Nos Estados Unidos prenderam o Madoff por 150 anos porque deu cabo da economia, obrigaram-no a repor os 65 mil milhões que esfumou. Há exemplos do que se deve fazer. Há responsabilização pelos danos que se causam. Cá é que parece que não, para benefício dessa corja negra que nos governa. Quem é que inventou essa de que um deputado ao fim de 8 anos de trabalho tem direito a uma reforma choruda vitalícia? Foste tu? Eu também não! Mas é por essas e outras que não há cara para responsabilizar ninguém. É difícil a quem tem a consciência pesada pela injustiça que representa o seu modo de vida repercutir responsabilidades onde elas estão. Não são as pessoas, essas são fracas, é a porcaria do sistema. Eu também quero ser político, faltam-me é compadres que cheguem, e os poucos que tenho concorrem comigo ao lugar!

Abraço

CybeRider disse...

Tens razão, Alyia. Estou a ver o copo meio-vazio quando devia tê-lo visto meio-cheio. É talvez o cansaço de assistir à mesma cantiga desde que a coisa começou. Sempre tivemos a mesma corja de "eleitos", no sentido mais depreciativo e nepotista da coisa. Mas palpita-me que o país vai acordar para o lado direito, e talvez acabar por cair da cama abaixo. Gostava de poder acreditar num super-herói qualquer, ou no rebate de consciência de alguém que entregasse ao povo o que é do povo e redefinisse tudo outra vez.

shark disse...

E enquanto não aparece o Messias estamos entretidos a correr com o melhorzito que conseguimos arranjar de entre a corja, pá?
É isso que não entendo (e se calhar foi um dos factores a esvaziarem de conteúdo a manif), essa personalização da luta, o Sócrates, o malvado, enquanto centenas de parasitas mais uns milhares de amigos, familiares e acólitos funcionam como carunchos nesta democracia de pau.
E não me parece que gastem muito tempo nessa coisa das ideologias ou lá como lhe chamam...

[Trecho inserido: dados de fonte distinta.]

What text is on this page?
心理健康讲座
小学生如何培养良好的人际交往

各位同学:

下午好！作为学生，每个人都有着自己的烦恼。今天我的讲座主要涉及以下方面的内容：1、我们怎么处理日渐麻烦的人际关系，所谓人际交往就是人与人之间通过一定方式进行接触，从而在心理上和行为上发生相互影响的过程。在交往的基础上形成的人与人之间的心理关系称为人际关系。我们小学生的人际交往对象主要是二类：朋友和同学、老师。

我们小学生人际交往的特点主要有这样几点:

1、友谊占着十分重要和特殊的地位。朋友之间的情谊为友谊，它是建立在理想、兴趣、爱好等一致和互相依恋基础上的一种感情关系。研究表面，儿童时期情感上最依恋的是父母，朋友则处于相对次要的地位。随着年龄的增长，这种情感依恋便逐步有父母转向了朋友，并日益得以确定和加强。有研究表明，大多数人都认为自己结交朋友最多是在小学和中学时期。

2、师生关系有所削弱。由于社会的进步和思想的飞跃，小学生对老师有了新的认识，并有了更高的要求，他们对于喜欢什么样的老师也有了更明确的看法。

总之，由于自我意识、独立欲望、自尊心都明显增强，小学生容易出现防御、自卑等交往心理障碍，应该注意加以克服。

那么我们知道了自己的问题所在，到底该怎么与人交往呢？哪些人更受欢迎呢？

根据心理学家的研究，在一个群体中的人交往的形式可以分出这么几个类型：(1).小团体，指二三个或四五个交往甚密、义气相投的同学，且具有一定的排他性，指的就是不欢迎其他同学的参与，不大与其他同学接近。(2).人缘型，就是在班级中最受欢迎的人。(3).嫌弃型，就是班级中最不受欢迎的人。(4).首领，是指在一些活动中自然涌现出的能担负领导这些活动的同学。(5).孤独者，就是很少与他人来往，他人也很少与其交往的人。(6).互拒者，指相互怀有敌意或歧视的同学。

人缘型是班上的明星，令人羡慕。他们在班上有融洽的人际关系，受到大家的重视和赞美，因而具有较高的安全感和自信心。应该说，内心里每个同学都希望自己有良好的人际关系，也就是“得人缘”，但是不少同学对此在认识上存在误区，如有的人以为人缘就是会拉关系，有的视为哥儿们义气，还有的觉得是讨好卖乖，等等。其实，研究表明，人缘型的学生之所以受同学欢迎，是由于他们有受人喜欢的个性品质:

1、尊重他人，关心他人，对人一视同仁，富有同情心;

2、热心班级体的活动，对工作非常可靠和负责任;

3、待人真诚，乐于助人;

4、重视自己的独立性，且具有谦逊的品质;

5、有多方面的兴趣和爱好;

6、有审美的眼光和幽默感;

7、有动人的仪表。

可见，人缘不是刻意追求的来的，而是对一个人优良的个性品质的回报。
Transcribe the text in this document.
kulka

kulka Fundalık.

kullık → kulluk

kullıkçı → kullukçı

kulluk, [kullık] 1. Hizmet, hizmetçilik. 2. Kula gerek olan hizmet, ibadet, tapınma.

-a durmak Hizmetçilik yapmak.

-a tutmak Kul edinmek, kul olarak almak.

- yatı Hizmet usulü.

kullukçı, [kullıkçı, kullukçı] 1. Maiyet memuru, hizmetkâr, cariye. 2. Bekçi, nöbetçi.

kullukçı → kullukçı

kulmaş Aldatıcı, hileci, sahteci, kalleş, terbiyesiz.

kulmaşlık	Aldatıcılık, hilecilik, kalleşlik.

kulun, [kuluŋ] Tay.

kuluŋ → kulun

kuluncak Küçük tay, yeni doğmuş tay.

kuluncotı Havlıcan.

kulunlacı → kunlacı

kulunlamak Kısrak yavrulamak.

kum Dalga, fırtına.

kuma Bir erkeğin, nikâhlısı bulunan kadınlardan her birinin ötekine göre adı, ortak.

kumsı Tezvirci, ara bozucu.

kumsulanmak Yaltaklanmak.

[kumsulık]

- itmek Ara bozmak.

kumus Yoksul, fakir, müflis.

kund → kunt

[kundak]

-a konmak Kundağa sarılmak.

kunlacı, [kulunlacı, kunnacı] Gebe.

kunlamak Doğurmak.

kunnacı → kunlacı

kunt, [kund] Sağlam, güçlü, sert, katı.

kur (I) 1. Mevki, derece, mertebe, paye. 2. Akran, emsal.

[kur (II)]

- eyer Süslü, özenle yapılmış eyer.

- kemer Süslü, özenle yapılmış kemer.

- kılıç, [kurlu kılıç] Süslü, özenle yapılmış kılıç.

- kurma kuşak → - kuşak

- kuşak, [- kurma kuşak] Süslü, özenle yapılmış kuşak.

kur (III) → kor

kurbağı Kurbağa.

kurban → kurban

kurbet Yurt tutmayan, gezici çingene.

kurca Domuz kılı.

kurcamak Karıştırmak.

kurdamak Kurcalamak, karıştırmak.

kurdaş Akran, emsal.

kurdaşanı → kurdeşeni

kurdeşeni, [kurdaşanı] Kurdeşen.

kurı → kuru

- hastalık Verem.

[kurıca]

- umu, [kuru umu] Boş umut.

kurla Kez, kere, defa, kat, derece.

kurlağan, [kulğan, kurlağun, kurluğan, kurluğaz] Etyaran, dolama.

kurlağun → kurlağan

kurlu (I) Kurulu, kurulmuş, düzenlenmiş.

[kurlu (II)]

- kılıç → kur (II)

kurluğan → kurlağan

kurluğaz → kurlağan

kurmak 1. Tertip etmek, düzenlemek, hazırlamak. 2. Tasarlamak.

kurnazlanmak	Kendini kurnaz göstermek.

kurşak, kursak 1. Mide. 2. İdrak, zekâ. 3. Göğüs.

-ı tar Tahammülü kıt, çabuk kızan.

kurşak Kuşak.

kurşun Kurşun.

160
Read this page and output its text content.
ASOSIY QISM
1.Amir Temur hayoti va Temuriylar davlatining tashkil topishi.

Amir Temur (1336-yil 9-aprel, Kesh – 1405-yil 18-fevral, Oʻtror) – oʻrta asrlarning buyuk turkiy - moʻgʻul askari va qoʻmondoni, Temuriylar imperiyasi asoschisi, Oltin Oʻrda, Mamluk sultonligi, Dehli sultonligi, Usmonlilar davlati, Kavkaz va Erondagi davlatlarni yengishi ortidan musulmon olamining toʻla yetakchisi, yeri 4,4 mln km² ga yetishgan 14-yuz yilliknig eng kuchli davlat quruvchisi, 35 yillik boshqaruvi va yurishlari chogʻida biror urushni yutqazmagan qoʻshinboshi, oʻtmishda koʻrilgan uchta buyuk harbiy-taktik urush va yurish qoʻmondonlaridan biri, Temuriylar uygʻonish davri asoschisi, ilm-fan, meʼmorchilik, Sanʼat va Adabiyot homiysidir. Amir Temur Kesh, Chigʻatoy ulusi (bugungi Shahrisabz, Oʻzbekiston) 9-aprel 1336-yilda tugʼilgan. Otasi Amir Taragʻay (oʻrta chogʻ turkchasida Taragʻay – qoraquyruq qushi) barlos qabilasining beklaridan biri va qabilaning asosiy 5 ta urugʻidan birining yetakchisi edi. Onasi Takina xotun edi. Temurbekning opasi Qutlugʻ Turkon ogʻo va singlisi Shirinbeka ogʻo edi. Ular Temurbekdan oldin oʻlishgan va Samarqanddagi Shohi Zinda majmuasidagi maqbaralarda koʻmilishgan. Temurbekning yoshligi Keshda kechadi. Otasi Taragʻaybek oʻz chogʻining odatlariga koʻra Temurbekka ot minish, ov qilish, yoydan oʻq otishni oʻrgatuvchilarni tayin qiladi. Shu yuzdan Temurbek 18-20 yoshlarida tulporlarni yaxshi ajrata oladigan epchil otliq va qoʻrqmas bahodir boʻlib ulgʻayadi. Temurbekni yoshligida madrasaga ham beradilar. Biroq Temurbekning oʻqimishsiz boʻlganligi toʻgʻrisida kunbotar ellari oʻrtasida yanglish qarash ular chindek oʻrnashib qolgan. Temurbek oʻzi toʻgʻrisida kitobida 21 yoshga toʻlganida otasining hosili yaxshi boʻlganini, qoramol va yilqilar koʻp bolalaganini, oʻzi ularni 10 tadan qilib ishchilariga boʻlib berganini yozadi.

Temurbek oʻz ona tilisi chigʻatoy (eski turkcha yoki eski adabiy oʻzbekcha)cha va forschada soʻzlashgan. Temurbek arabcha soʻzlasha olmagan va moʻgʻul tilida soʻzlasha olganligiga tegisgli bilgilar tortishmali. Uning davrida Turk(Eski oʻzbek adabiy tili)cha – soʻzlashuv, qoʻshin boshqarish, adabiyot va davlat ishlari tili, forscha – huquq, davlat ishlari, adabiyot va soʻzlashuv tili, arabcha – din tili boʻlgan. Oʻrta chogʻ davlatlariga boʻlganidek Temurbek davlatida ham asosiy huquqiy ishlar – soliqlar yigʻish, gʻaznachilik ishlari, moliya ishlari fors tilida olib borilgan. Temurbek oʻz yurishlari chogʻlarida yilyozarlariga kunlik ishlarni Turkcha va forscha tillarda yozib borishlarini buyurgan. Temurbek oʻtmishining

(Abraço como deve ser, amigão!)

CybeRider disse...

Neste momento já não sei o que quererá a maioria. Sabendo que a opção é o que está ou pior, sinto que a maioria não está preparada para a rebelião. Tenho medo do futuro e não sei se alguém tem o génio e a arte... Se soubesse...

Forte abraço, meu amigo. Estou certo de que faremos também o nosso melhor seja qual for o futuro, essa é a confiança em que me amparo.

the dear Zé disse...

??????????? essa de esperares alguma coisa do homem de Boliqueime... enfim, nem sei que te diga. o homem não é nem nunca será solução para nada, de facto faz parte (muito) do problema.
e quanto à coisa, eu fui lá (a Lisboa) e aquilo foi lindo. muita daquela gente foi a primeira vez que foi a uma manifestação protestar e isso, num povo adormecido e apático (basta ver a porcaria das eleições presidenciais) parece um sinal de qualquer coisa, pelo menos de um abrir os olhos. ou pelo menos deixa-me pensar assim.

abraço moço

CybeRider disse...

Tens razão Zé. Será o desespero que me leva a acreditar na redenção. Não sou um homem de fé, por isso acredito que os rebates de consciência se devem ter na terra. É aqui que tenho os meus e contrario quando posso o mal que espalho à minha volta, teimo em acreditar que outros o possam fazer. Agora, como um náufrago em desespero procuro uma bóia, qualquer que seja. Não conheço uma verdadeira revolução, daquelas em que o povo desarmado consiga inverter o caminho das coisas e o raio do país não tem botão "reset". Como achas que se sai disto? Eles estão-se nas tintas para os desfiles, preocupados em cavar o fosso que os separa da turba aflita. Fazes-me inveja com o que me contas, aqui é tudo mais pequeno, aliás aceito que é por inveja também que digo isto... Estou farto da cadeia, mas não acredito nesse mouro, é o desespero...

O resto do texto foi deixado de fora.